Whenever I get to one of these questions (which appear to be 1OI-type-of-questions), I try to step back and ask myself: does that even make sense? Isn’t there a deeper problem I actually want / need to solve? I say that I “try to” step back because in some cases I either forget and rush into finding a solution to the wrong problem, or I know or feel that this is not the right question, but have a personal itch to get things to work anyway (“I really want Spring DM 2 to work on Karaf! It just has to work!").
Now let’s go back to the initial issue described in this post (Google sucks): how to find answers to technical questions on the Internet these days?

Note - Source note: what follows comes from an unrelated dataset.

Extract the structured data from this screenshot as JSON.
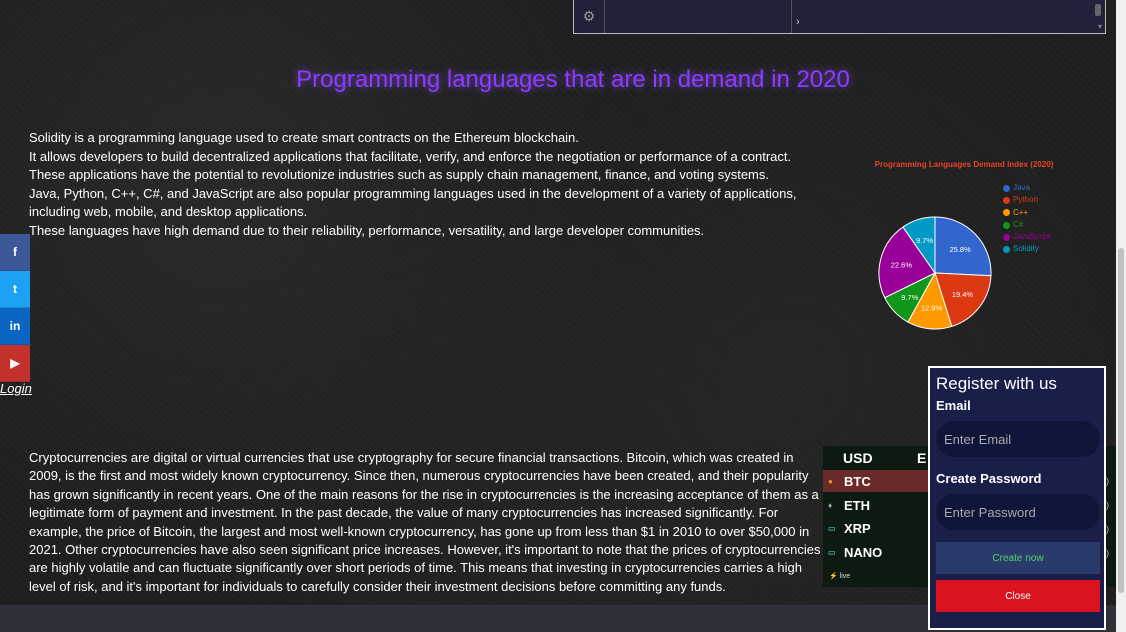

When I think of not using Google, I am now trying the following:
- if the problem relates to a specific technology, I try to find a mailing-list and its archive and look there first. It may just be a POMO (Plain Old Mailing-List) but I found that oftentimes, you can get good answers just by looking at the archives (and by archives I do not mean Googling for the archives but browsing through them or searching only the archive site with Google’s “site” keyword)
- search and ask on Stackoverflow
- subscribe to a technology mailing-list and send the question there, to the developers and experienced users. I used to avoid this step for some time, wanting to solve things all by myself…but really it is not worth the trouble.
- check out the damn code. There is a lot in the code, much more than you’d think. And looking into the internals can sometimes be much more efficient than searching for a sample or documentation - let’s be honest, not too many projects have always up-to-date documentation and samples.
Allright, that’s it. Let’s hope Google fixes their search engine, or offers a paying high-quality service for search (I would pay for that).